In contrast, we ask a question out of domain for the blog posts. The trace here shows that we invokes on the lower path of our conditional edge and gather supplementary documents from Tavily web search used in final generation.


Self-RAG is a related approach with several other interesting RAG ideas (paper). The framework trains an LLM to generate self-reflection tokens that govern various stages in the RAG process. Here is a summary of the tokens:

  • Retrieve token decides to retrieve D chunks with input x (question) OR x (question)y (generation). The output is yes, no, continue
  • ISREL token decides whether passages D are relevant to x with input (x (question)d (chunk)) for d in D. The output is relevant, irrelevant.
  1. ISSUP token decides whether the LLM generation from each chunk in D is relevant to the chunk. The input is xdy for d in D . It confirm all of the verification-worthy statements in y (generation) are supported by d. Output is fully supported, partially supported, no support.
  2. ISUSE token decides whether generation from each chunk in D is a useful response to x. The input is xy for d in D. Output is {5, 4, 3, 2, 1}.

This table in the paper supplements the above information:

Four types of tokens used in Self-RAG

We can outline this as simplified graph to understand the information flow:

Screenshot 2024-02-02 at 1.36.44 PM.png
Schematic graph of the flow used in Self-RAG

We can represent this in LangGraph, making a few simplifications / adjustments for illustrative purposes (this can be customized and extended as desired):

  • As above, we grade each retrieved document. If any are relevant, we proceed to generation. If all are irrelevant, then we will transform the query to formulate an improved question and re-retrieve. Note: we could employ the idea above from CRAG (Web search) are a supplementary node in this path!
  • The paper will perform a generation from each chunk and grade it twice. Instead, we perform a single generation from all relevant documents. The generation is then graded relative to the documents (e.g., to guard against hallucinations) and relative to the answer, as above. This reduces the number of LLM calls and improves latency, and allows for consolidation of more context into the generation. Of course, producing generations per chunk and grading them in isolation is an easy adaption if more control is required.
LangGraph implementation for Self-RAG

Here is an example trace that highlights the ability of active RAG to self-correct. The question is Explain how the different types of agent memory work?. All four documents were deemed relevant, the generation versus documents check passes, but the generation was not deemed fully useful to the question.

We then see the loop re-initiate with a re-formulated query here: How do the various types of agent memory function? . One of out of four documents is filtered because it is not relevant (here). The generation then passes both checks:

The various types of agent memory include sensory memory, short-term memory, and long-term memory. Sensory memory retains impressions of sensory information for a few seconds. Short-term memory is utilized for in-context learning and prompt engineering. Long-term memory allows the agent to retain and recall information over extended periods, often by leveraging an external vector store.
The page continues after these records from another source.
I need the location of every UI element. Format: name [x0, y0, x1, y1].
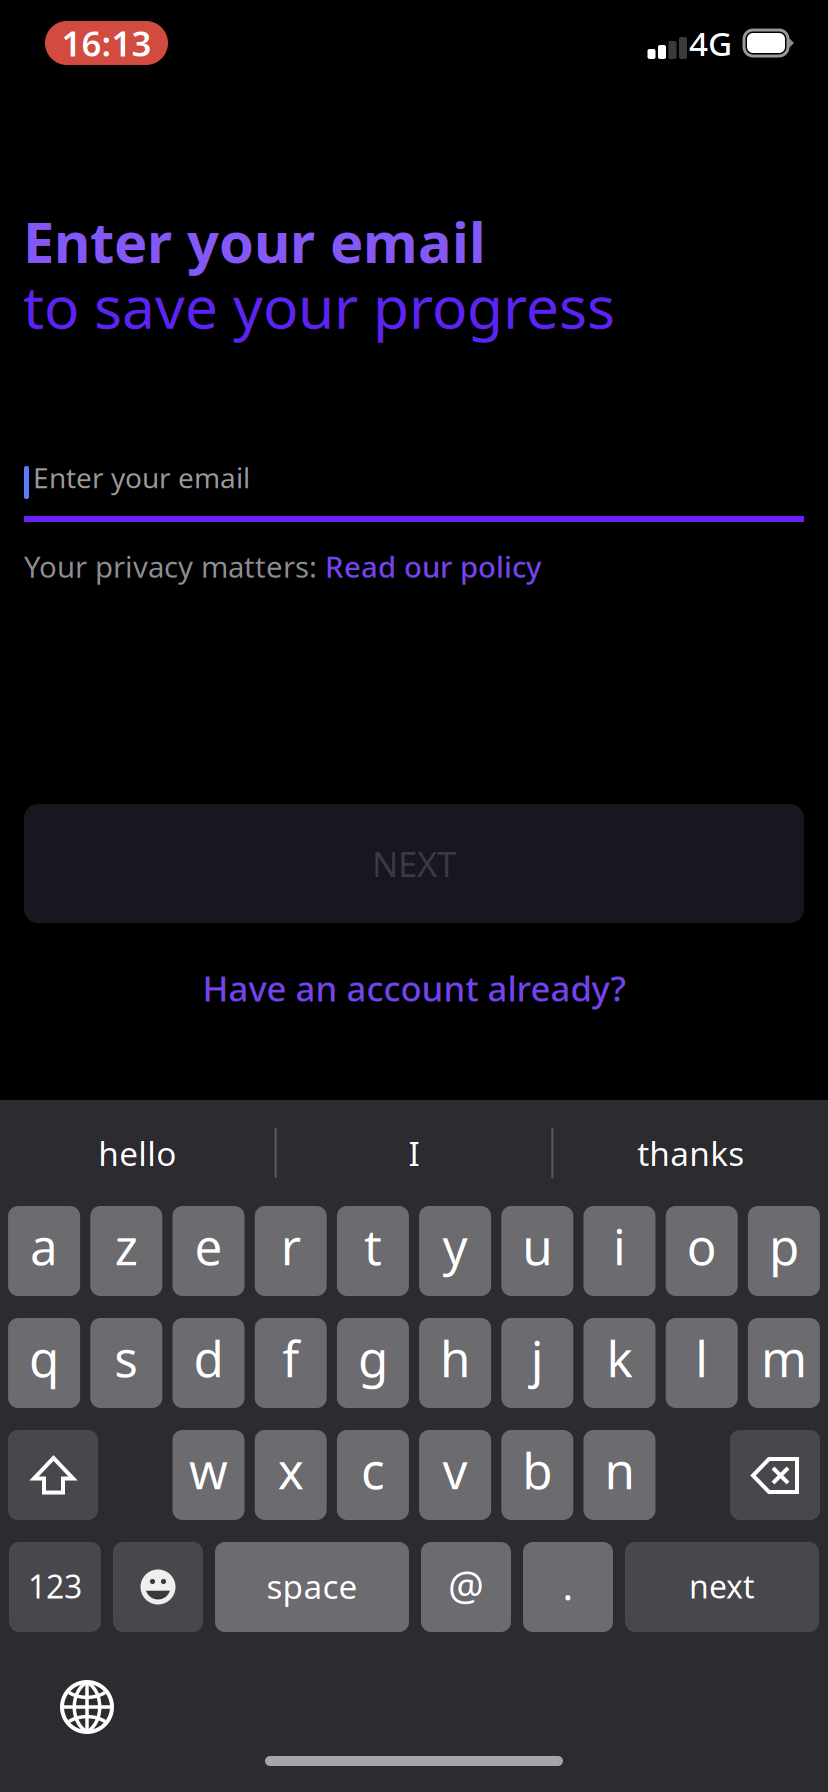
button[interactable]: Have an account already? — [0, 963, 828, 1013]
button[interactable]: t — [337, 1206, 409, 1296]
button[interactable]: i — [584, 1206, 656, 1296]
button[interactable]: p — [748, 1206, 820, 1296]
button[interactable]: v — [419, 1430, 491, 1520]
button[interactable]: b — [501, 1430, 573, 1520]
button[interactable]: q — [8, 1318, 80, 1408]
staticText: v — [443, 1437, 468, 1503]
staticText: 16:13 — [62, 20, 152, 66]
staticText: m — [761, 1325, 807, 1391]
button[interactable]: r — [255, 1206, 327, 1296]
staticText: Read our policy — [325, 547, 541, 586]
staticText: c — [361, 1437, 385, 1503]
staticText: l — [695, 1325, 708, 1391]
button[interactable]: NEXT — [24, 804, 804, 923]
staticText: thanks — [637, 1131, 744, 1175]
button[interactable]: thanks — [553, 1100, 828, 1206]
staticText: 123 — [28, 1565, 82, 1607]
staticText: next — [689, 1565, 755, 1607]
button[interactable]: l — [666, 1318, 738, 1408]
button[interactable]: a — [8, 1206, 80, 1296]
staticText: k — [606, 1325, 632, 1391]
staticText: x — [278, 1437, 304, 1503]
button[interactable]: e — [172, 1206, 244, 1296]
button[interactable]: Emoji — [113, 1542, 203, 1632]
staticText: hello — [98, 1131, 176, 1175]
staticText: i — [613, 1213, 626, 1279]
button[interactable]: hello — [0, 1100, 275, 1206]
staticText: Have an account already? — [202, 965, 626, 1011]
staticText: d — [194, 1325, 224, 1391]
staticText: NEXT — [372, 840, 456, 886]
staticText: @ — [448, 1558, 484, 1612]
button[interactable]: @ — [421, 1542, 511, 1632]
staticText: 4G — [689, 21, 732, 65]
staticText: r — [281, 1213, 301, 1279]
button[interactable]: w — [172, 1430, 244, 1520]
staticText: I — [408, 1131, 420, 1175]
staticText: t — [364, 1213, 382, 1279]
button[interactable]: 123 — [9, 1542, 101, 1632]
staticText: p — [769, 1213, 799, 1279]
staticText: h — [440, 1325, 470, 1391]
staticText: space — [266, 1564, 358, 1608]
staticText: n — [604, 1437, 634, 1503]
button[interactable]: n — [584, 1430, 656, 1520]
button[interactable]: j — [501, 1318, 573, 1408]
button[interactable]: I — [277, 1100, 551, 1206]
staticText: Your privacy matters: — [24, 547, 325, 586]
button[interactable]: f — [255, 1318, 327, 1408]
button[interactable]: . — [523, 1542, 613, 1632]
button[interactable]: Shift — [8, 1430, 98, 1520]
staticText: f — [282, 1325, 299, 1391]
staticText: . — [562, 1558, 574, 1612]
staticText: q — [29, 1325, 59, 1391]
staticText: o — [687, 1213, 717, 1279]
button[interactable]: Change keyboard — [60, 1680, 114, 1734]
staticText: j — [531, 1325, 544, 1391]
staticText: g — [358, 1325, 388, 1391]
button[interactable]: g — [337, 1318, 409, 1408]
button[interactable]: m — [748, 1318, 820, 1408]
button[interactable]: o — [666, 1206, 738, 1296]
staticText: y — [443, 1213, 468, 1279]
staticText: w — [189, 1437, 228, 1503]
button[interactable]: Read our policy — [325, 547, 541, 586]
staticText: to save your progress — [23, 267, 615, 345]
button[interactable]: y — [419, 1206, 491, 1296]
staticText: a — [30, 1213, 58, 1279]
staticText: u — [522, 1213, 552, 1279]
button[interactable]: next — [625, 1542, 819, 1632]
button[interactable]: space — [215, 1542, 409, 1632]
button[interactable]: c — [337, 1430, 409, 1520]
button[interactable]: x — [255, 1430, 327, 1520]
staticText: s — [114, 1325, 138, 1391]
button[interactable]: z — [90, 1206, 162, 1296]
button[interactable]: u — [501, 1206, 573, 1296]
staticText: Enter your email — [33, 459, 250, 496]
button[interactable]: Delete — [730, 1430, 820, 1520]
button[interactable]: k — [584, 1318, 656, 1408]
staticText: b — [522, 1437, 552, 1503]
button[interactable]: h — [419, 1318, 491, 1408]
button[interactable]: d — [172, 1318, 244, 1408]
staticText: e — [194, 1213, 222, 1279]
staticText: z — [115, 1213, 138, 1279]
staticText: Enter your email — [23, 204, 486, 278]
button[interactable]: s — [90, 1318, 162, 1408]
The overall trace is fairly easy to audit, with the nodes clearly laid out:


Self-reflection can greatly enhance RAG, enabling correction of poor quality retrieval or generations. Several recent RAG papers focus on this theme, but implementing the ideas can be tricky. Here, we show that LangGraph can be easily used for "flow engineering" of self-reflective RAG. We provide cookbooks for implementing ideas from two interesting papers, Self-RAG and CRAG.